Special precautions.

In cases of established intracranial hemorrhage, the dose should not exceed 1000 mg per day and the intravenous infusion rate should not exceed 30 drops per minute.

Use during pregnancy or breastfeeding.

There are insufficient data on the use of citicoline in pregnant women. There is no information on the excretion of citicoline in breast milk or its effects on the fetus. Therefore, during pregnancy or breastfeeding, the drug should be administered only if the expected benefit to the mother outweighs the potential risk to the fetus.

Ability to affect reaction rate when driving or operating machinery.

In individual cases, certain adverse reactions affecting the central nervous system may impair the ability to drive or operate complex machinery.

Dosage and Administration

For intravenous or intramuscular administration.

The recommended dose for adults is 500 mg to 2000 mg per day.

The maximum daily dose is 2000 mg.

In acute conditions, maximum therapeutic effect is achieved when the drug is administered within the first 24 hours.

If necessary, treatment may be continued with citicoline for oral administration.
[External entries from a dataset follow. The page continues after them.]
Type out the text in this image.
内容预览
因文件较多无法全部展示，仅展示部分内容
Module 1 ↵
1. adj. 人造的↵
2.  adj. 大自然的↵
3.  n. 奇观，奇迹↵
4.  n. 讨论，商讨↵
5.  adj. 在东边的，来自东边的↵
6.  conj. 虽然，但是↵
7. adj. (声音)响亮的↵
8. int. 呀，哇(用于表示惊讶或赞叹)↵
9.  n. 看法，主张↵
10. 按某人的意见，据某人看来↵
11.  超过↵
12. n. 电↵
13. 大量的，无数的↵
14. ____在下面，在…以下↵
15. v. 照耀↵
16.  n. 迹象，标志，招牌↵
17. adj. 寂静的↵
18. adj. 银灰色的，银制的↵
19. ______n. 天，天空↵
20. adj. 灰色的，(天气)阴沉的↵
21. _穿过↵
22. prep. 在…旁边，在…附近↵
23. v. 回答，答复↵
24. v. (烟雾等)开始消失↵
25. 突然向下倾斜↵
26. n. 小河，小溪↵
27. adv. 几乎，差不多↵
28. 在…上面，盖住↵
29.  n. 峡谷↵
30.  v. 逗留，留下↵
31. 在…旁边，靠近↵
The dosage and duration of treatment depend on the severity of brain damage and are determined individually by the physician.

Intravenous administration is performed as a slow intravenous injection (over 3–5 minutes, depending on the administered dose) or by intravenous infusion (40–60 drops per minute).

Elderly patients do not require dose adjustment.

Children

There is insufficient data on the use of the drug in children. The drug should be used only in cases of extreme necessity, when the expected benefit outweighs the potential risk.

Overdose

Cases of overdose have not been reported.

Adverse Reactions

Adverse reactions occur very rarely (< 1/10,000), including isolated cases.

Central and peripheral nervous system disorders: severe headache, dizziness, hallucinations.

Cardiovascular disorders: arterial hypertension, arterial hypotension, tachycardia.

Respiratory system disorders: dyspnea.

Gastrointestinal disorders: nausea, vomiting, diarrhea.

Immune system disorders: allergic reactions, including: rash, hyperemia, exanthema, urticaria, purpura, pruritus, angioneurotic edema, anaphylactic shock.

General disorders: chills, reactions at the injection site.

Shelf life

5 years.

Storage conditions

Store at a temperature not exceeding 25°C in the original packaging.

Keep out of reach of children.

Incompatibilities

The preparation should not be mixed with other medicinal products in the same container.

Packaging

500 mg/4 ml: 4 ml of the preparation in an ampoule, 5 ampoules in a blister pack, 1 pack in a cardboard box.

1000 mg/4 ml: 4 ml of the preparation in an ampoule, 3 ampoules in a blister pack, 1 pack in a cardboard box.

Prescription status By prescription only.

Manufacturer/Applicant

Manufacturer:

ESSETI FARMACEUTICI SRL

Applicant:

EURO-FARMA SRL

Manufacturer's address and place of business / Applicant's address

Manufacturer's address:

Via Campobello, 15 - 00071 Pomezia (RM), Italy

Applicant's address:

Via Granglia 8 - 10127 Turin, Italy.